The San Francisco Unified School District has agreed to relinquish some operational control of public radio station KALW to a nonprofit formed last year by the station’s management. 

Pamintuan

The school district’s board approved a public service operating agreement Dec. 8 with the nonprofit KALW Public Media. Under the agreement, the school district will continue to hold the station’s broadcast license, while KALW Public Media will take over some operations, including programming and staffing. The agreement also allows KPM to independently fundraise for the station. 

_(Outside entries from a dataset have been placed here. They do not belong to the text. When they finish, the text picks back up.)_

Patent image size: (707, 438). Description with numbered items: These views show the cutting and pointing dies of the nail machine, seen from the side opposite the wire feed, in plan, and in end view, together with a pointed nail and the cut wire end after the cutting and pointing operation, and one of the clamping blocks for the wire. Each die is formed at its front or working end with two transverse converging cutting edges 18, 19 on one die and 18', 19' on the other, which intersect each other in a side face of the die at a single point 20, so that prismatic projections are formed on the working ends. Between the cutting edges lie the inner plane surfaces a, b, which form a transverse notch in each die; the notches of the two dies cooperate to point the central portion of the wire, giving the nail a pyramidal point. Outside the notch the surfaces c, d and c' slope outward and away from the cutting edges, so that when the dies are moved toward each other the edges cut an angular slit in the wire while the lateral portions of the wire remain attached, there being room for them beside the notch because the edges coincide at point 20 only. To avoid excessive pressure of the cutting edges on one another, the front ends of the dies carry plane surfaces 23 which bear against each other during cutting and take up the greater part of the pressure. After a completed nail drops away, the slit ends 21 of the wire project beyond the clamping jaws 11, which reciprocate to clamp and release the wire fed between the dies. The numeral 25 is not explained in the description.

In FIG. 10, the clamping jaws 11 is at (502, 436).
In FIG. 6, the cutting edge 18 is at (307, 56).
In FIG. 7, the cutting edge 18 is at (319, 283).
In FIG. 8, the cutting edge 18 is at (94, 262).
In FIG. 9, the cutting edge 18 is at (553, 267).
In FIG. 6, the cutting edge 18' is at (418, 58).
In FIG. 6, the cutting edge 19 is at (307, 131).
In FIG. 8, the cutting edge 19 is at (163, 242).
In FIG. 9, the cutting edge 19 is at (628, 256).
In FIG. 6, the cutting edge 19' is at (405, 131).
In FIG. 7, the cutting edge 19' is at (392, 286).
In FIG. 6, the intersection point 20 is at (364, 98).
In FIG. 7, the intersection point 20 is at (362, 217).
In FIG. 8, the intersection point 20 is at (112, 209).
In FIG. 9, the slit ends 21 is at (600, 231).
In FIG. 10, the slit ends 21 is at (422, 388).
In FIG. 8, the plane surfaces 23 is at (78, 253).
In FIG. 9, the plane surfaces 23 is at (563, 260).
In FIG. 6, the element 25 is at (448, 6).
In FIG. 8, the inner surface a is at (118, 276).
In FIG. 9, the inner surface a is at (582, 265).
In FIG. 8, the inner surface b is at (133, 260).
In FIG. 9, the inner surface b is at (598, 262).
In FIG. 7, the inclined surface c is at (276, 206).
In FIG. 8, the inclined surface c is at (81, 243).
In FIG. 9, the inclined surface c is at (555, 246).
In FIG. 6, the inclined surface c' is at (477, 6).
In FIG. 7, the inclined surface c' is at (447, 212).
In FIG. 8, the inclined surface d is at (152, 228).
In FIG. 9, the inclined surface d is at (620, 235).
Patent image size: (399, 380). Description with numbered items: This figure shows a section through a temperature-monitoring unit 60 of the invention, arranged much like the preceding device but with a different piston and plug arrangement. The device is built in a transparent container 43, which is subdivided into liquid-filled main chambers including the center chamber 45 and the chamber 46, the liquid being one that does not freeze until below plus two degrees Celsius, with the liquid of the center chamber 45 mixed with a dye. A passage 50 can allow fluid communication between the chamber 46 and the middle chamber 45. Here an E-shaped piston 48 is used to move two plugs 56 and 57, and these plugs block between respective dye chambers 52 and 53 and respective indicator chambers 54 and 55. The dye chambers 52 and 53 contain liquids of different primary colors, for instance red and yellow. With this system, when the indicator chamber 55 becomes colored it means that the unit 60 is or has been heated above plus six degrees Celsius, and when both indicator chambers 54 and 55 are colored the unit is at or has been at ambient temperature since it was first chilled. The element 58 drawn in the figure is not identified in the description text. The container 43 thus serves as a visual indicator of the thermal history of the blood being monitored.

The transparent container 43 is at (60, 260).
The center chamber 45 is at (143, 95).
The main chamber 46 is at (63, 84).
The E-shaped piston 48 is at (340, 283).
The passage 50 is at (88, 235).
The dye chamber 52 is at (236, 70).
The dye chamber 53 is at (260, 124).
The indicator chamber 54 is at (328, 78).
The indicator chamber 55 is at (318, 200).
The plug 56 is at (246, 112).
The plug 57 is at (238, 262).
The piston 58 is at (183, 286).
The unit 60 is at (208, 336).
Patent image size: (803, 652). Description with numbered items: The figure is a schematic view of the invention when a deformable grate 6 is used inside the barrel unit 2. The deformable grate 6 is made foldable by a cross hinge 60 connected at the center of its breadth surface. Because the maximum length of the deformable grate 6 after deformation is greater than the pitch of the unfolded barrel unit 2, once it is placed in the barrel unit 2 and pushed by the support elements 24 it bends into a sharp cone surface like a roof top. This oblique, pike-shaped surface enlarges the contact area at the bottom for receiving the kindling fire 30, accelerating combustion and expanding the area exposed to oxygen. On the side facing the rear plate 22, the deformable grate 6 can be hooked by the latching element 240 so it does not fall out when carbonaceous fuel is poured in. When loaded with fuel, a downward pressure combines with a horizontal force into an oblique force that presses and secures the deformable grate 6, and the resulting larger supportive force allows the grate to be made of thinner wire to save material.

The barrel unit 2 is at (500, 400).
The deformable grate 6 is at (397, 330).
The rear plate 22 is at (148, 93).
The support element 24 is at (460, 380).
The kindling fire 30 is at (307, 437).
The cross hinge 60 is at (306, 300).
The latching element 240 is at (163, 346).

The agreement allows KALW to be more “nimble” and is an important step toward reaching goals around diversity, equity and inclusion, said GM Tina Pamintuan. KALW will have its own governing board and human resources department for the first time and will be able to create an employee handbook specific to the station that will incorporate a “DEI lens,” she said. 

KALW has previously sought independent oversight, including an effort in the late ’90s that never came to fruition. Pamintuan said she prioritized obtaining a PSOA soon after taking leadership of the station in 2018. 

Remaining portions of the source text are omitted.